P. Généreux has been a consultant for 4C Medical, Abbott Vascular, Abiomed, Boston Scientific, CARANX Medical, Cardiovascular System Inc, Edwards Lifesciences, GE Healthcare, iRhythm Technologies, Medtronic, Opsens, Pi-Cardia, Puzzle Medical, Saranas, Shockwave, Soundbite Medical Inc, and Teleflex; has been an advisor to Abbott Vascular, Abiomed, BioTrace Medical, Edwards Lifesciences, and Medtronic; has received speaker fees from Abbott Vascular, Abiomed, BioTrace Medical, Medtronic, Shockwave, and Siemens; has been a principal investigator of 4C Medical for a feasibility study, Cardiovascular System Inc for Eclipse Trial, and Edwards Lifesciences for EARLY-TAVR and PROGRESS trials; holds equity in Pi-Cardia, Puzzle Medical, Saranas, and Soundbite Medical Inc; and has been a proctor for and received institutional grants from Edwards Lifesciences. Krzysztof Wróbel is a consultant and proctor for 4C Medical. M. J. Rinaldi is a consultant for Abbott Vascular, a consultant for Edwards Lifesciences, a consultant for Bostin Scientific, a consultant for Johnson and Johnson, a consultant for Abiomed, and a consultant for Shockwave Medical.
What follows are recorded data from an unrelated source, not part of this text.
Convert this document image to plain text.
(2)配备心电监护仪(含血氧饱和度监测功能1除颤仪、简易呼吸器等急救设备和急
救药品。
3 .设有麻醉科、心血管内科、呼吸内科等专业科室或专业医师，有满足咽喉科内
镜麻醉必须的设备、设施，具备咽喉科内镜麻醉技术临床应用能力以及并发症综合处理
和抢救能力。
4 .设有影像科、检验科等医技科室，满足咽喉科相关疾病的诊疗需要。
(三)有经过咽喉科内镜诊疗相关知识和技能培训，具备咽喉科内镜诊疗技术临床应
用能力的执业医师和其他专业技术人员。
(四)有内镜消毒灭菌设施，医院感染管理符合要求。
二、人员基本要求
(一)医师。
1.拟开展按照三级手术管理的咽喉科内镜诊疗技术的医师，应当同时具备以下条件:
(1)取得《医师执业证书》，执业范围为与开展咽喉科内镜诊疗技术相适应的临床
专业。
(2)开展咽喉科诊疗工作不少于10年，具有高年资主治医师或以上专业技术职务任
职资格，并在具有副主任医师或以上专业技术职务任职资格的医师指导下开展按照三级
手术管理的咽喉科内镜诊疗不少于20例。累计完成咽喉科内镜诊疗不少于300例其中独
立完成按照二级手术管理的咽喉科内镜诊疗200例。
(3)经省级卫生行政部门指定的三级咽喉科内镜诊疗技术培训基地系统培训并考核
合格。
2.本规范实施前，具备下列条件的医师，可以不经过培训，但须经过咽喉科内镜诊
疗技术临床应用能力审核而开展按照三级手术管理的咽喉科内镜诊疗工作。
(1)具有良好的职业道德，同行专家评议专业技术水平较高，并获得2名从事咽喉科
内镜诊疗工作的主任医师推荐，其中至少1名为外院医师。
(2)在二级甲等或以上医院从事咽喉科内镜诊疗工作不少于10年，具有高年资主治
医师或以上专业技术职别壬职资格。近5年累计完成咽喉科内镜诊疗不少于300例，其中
T. Modine served on the advisory board of Medtronic, Valfix, and Valcare, is a consultant for Abbott, Edwards Lifesciences, Microport, GE, and Boston Scientific, received research grants from Edwards Lifesciences, Medtronic, and Abbott, and is the principal investigator of Apollo trial, Trinity study, and Neocord study. V. Bapat is a consultant for Edwards Lifesciences, Medtronic, Abbott, Boston Scientific, and Anteris. V. Ninios is a proctor for 4C Medical, Abbott, and Boston Scientific. P. Sorajja served on the advisory boards of 4C Medical, Abbott Structural (Cephea, Global Valve Masters, Global Complexity Score, Tricuspid Advisory Board), Boston Scientific SHV Strategic Advisory Board, Boston Scientific Advisory Board, Medtronic Structural Advisory Board, and VDyne Advisory Board. Serves as a consultant for 4C Medical, Abbott Structural, Adona, Boston Scientific, Edwards Lifesciences, Foldax, GE Medical, GLG, Medtronic, Phillips, Siemens, WL Gore, vDyne, xDot. Serves as National or Global Principal Investigator of TRILUMINATE Pivotal US Trial, SUMMIT MAC Pivotal Trial, EXPAND 2 Pivotal US Trial, HighLife (USA) EFS, and VDyne EFS.